Commentary from Dimon on calls with journalists and analysts later in the day will also be important. The 64-year-old CEO has become something of a spokesman for Corporate America and just returned to his job after emergency heart surgery in early March.
The bank’s net interest income stayed flat at $14.5 billion as lower interest rates were offset by higher net interest income from its investment banking business. It forecast annual net interest income of $55.5 billion and another rise in net reserves in the second quarter.
The bank’s net income fell to $2.87 billion, or 78 cents per share, in the quarter ended March 31, compared with $9.18 billion, or $2.65 per share, a year earlier.
Analysts on average had expected $1.84 per share, according to Refinitiv. It was not immediately clear if the reported numbers were comparable with estimates.
One month ago, analysts had estimated that JPMorgan would make $2.74 per share, according to Refinitiv data. The additional reserves, largely as a result of COVID-19, reduced results by $1.66 per share, JPMorgan said.
“This portrays the difficulty banks are going to have on (predicting) credit,” Peter Kraus, Chairman and CEO of Aperture Investors and a JPMorgan investor, said on CNBC. “It’s very hard to ascertain what your losses are in this period.”

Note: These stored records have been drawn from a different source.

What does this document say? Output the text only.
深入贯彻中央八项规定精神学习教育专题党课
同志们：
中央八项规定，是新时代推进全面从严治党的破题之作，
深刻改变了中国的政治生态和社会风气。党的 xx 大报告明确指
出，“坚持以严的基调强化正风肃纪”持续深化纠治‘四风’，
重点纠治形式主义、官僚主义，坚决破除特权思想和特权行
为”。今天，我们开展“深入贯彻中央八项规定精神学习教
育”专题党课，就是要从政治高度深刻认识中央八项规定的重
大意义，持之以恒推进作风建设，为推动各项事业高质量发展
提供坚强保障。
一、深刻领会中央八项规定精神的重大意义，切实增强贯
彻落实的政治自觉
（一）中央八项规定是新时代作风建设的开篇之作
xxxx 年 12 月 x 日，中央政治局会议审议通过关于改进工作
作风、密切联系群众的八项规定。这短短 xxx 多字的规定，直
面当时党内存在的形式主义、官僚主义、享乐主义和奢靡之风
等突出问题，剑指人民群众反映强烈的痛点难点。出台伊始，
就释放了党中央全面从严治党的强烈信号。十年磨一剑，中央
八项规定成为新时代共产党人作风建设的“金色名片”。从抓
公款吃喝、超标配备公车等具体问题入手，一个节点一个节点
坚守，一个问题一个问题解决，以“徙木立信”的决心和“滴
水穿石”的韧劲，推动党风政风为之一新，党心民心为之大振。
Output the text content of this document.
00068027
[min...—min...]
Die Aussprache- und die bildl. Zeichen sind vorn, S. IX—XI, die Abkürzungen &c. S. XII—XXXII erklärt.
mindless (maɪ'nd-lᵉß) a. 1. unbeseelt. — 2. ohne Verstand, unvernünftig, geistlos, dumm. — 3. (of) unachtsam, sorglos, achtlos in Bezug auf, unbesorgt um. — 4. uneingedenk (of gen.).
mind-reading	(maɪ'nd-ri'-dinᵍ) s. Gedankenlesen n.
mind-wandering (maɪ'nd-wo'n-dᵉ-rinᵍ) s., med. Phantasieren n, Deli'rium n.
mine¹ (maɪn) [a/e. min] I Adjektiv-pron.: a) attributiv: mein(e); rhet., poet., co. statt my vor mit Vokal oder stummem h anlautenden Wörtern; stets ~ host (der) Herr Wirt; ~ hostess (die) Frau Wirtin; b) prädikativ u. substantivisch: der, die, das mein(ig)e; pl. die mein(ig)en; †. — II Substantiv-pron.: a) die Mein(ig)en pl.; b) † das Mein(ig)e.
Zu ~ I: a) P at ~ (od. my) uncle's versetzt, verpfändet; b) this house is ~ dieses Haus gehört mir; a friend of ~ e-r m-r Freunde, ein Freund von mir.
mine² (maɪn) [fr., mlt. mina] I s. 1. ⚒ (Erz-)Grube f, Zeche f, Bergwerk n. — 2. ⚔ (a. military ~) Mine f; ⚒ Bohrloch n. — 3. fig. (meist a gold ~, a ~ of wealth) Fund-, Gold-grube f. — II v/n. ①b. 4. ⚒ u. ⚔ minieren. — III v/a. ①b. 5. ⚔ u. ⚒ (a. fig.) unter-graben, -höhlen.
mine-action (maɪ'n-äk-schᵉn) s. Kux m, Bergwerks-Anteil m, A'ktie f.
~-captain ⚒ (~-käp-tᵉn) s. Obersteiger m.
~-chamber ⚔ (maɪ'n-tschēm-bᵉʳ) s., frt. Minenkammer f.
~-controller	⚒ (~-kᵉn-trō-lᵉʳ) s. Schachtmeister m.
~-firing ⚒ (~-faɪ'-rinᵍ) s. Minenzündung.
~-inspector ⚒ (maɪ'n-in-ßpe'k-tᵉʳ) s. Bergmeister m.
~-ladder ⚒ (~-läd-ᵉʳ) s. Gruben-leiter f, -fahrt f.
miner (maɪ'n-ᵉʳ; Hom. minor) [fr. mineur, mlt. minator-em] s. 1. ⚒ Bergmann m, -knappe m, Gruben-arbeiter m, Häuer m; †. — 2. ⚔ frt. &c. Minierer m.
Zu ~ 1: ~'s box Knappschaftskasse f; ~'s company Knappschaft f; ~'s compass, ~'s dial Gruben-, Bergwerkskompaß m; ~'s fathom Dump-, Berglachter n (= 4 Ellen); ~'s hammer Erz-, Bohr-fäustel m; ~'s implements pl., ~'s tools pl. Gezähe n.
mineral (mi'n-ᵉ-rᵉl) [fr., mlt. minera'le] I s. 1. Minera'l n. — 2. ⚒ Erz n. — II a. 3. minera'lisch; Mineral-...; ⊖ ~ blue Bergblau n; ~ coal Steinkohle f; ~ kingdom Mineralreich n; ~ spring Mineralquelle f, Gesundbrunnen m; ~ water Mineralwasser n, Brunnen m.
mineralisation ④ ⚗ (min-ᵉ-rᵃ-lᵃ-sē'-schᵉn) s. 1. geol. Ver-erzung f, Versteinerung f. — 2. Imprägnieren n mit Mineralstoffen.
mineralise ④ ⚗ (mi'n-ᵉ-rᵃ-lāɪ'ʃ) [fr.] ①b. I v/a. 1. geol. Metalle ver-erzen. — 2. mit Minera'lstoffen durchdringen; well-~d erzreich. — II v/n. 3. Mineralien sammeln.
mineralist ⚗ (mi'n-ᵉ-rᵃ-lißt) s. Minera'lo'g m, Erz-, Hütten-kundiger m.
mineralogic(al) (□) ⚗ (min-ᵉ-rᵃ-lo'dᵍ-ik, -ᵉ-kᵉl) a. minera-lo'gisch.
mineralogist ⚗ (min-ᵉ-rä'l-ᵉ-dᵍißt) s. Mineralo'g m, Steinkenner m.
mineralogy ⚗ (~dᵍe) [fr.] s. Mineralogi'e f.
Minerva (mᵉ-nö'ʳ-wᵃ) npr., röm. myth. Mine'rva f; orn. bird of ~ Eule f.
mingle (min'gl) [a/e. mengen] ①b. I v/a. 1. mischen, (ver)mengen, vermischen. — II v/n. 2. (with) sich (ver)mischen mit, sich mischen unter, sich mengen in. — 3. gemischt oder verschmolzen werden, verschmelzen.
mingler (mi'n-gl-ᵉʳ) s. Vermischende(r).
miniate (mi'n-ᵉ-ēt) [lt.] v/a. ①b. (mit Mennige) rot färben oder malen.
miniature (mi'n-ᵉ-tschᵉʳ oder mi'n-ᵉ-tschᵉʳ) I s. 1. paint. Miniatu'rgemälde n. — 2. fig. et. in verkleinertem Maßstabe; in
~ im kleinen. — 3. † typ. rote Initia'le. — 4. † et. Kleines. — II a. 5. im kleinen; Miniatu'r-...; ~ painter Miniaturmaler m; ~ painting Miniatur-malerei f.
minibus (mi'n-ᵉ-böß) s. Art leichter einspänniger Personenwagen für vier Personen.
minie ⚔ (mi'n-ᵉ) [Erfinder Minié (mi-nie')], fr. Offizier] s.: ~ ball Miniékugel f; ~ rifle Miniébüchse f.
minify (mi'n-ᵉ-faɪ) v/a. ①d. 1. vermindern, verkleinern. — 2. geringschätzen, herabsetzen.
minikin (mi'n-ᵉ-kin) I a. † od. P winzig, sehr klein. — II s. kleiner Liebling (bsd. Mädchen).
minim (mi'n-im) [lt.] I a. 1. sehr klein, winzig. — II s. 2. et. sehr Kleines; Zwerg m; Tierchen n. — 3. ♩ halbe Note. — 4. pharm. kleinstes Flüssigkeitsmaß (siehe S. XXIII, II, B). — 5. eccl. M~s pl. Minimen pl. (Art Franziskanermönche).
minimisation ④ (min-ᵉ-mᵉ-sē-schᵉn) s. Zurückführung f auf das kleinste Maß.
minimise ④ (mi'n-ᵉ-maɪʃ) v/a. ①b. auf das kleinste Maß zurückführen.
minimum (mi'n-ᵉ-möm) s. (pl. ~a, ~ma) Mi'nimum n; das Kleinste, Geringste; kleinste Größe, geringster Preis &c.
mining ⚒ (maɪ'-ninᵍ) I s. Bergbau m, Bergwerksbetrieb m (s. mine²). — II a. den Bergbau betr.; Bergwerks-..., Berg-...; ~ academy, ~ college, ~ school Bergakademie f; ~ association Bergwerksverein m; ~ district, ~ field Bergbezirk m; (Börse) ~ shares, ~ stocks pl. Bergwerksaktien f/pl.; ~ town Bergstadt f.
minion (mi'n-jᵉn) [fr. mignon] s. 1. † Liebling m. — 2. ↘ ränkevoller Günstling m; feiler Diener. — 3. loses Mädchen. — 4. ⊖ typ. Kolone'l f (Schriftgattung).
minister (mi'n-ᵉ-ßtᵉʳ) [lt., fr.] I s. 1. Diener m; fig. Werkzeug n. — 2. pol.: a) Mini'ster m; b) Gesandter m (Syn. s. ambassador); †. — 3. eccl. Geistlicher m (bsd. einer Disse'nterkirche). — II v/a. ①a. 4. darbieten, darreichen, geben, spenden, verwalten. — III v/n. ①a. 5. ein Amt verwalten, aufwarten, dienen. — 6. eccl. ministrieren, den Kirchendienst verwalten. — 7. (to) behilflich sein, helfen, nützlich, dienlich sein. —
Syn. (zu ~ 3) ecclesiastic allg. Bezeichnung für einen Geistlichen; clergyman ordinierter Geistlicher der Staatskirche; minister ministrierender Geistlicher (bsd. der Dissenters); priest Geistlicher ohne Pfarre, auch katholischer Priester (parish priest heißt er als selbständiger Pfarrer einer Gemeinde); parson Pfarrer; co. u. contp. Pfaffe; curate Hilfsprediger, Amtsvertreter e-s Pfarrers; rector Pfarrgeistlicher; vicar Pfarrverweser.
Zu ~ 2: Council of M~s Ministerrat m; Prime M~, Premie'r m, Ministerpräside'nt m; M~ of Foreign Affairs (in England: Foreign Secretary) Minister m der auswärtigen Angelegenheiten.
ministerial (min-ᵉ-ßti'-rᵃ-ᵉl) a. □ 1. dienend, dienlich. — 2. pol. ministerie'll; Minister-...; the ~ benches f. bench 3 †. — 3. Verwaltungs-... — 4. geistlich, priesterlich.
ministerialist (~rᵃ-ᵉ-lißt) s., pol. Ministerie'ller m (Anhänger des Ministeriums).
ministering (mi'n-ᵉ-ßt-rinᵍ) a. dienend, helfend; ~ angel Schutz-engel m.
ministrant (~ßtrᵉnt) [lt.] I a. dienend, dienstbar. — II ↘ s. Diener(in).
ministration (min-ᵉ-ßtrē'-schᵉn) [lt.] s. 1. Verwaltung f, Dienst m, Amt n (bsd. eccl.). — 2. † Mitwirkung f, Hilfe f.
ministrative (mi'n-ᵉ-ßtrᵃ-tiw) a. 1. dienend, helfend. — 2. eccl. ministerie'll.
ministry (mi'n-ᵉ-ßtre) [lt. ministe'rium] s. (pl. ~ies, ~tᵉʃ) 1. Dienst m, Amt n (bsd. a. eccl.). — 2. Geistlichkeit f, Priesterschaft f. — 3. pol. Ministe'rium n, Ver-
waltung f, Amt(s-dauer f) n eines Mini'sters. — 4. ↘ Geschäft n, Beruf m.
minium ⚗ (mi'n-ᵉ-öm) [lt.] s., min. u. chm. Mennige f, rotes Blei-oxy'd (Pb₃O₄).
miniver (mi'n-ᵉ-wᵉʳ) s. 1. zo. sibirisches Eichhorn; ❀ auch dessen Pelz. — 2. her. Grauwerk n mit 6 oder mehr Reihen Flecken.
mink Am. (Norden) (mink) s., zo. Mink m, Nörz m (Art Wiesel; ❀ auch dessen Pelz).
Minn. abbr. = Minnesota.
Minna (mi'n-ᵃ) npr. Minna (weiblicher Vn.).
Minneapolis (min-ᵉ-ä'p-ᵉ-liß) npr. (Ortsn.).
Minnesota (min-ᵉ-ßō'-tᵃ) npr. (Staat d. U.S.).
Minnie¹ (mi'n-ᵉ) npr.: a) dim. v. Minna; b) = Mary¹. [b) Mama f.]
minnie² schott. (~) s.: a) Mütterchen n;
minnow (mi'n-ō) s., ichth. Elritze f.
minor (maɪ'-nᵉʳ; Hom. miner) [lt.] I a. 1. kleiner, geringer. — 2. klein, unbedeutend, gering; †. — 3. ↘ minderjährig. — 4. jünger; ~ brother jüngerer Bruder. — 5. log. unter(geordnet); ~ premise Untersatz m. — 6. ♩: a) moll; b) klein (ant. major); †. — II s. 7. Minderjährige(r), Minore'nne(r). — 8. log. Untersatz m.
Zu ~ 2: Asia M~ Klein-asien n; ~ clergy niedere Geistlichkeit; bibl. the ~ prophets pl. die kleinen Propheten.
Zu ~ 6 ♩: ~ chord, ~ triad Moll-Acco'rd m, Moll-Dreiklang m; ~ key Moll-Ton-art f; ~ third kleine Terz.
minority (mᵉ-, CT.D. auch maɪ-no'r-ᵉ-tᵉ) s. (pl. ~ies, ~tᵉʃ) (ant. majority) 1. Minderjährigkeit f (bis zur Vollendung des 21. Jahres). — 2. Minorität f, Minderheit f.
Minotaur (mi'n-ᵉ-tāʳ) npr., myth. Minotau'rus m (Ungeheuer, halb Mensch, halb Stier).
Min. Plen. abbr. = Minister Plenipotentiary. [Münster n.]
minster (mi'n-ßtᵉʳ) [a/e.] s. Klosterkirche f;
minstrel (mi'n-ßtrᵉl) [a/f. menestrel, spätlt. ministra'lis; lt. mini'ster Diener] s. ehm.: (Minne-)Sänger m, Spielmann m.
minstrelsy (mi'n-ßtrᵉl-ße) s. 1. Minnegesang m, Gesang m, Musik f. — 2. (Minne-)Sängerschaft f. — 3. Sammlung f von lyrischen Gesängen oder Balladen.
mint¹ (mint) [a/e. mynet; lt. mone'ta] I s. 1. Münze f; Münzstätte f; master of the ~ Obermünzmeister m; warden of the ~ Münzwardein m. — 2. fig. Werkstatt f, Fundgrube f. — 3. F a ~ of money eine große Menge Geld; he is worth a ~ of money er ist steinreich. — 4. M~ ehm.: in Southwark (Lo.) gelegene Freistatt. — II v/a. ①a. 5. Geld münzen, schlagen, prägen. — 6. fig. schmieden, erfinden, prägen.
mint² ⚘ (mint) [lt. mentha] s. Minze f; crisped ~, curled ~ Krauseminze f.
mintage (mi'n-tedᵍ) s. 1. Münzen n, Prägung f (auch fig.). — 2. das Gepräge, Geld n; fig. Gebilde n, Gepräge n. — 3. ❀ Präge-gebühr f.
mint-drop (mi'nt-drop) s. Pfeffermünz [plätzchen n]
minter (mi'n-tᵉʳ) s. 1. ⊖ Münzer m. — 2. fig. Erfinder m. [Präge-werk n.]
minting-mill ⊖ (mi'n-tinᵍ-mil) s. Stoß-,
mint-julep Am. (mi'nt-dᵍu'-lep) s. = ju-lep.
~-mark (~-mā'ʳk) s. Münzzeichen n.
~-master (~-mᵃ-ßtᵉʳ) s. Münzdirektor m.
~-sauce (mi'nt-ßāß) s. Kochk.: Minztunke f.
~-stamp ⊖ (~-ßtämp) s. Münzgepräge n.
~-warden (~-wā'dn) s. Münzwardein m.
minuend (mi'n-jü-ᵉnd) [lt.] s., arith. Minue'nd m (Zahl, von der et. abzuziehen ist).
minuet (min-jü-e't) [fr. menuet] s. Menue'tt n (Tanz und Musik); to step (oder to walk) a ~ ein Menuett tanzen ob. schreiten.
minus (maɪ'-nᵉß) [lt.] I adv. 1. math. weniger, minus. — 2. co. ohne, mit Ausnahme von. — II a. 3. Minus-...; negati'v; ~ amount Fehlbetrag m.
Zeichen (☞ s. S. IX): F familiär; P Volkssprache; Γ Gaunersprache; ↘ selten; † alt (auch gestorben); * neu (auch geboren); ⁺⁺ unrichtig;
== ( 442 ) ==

Wells Fargo also reported a plunge in first-quarter profit on Tuesday. Bank of America Corp, Citigroup Inc and Goldman Sachs Group Inc will report results on Wednesday and Morgan Stanley on Thursday.
Derivatives positions in JPMorgan’s investment bank were impacted by a widening of funding costs, reducing results by $951 million. The bank also took an $896-million markdown on bridge loans held by its corporate and investment bank and commercial bank divisions. These included held-for-sale positions and some unfunded commitments.
There have so far been more than 1.8 million reported cases of COVID-19, the deadly respiratory disease stemming from the virus, and 115,242 deaths, according to a Reuters tally.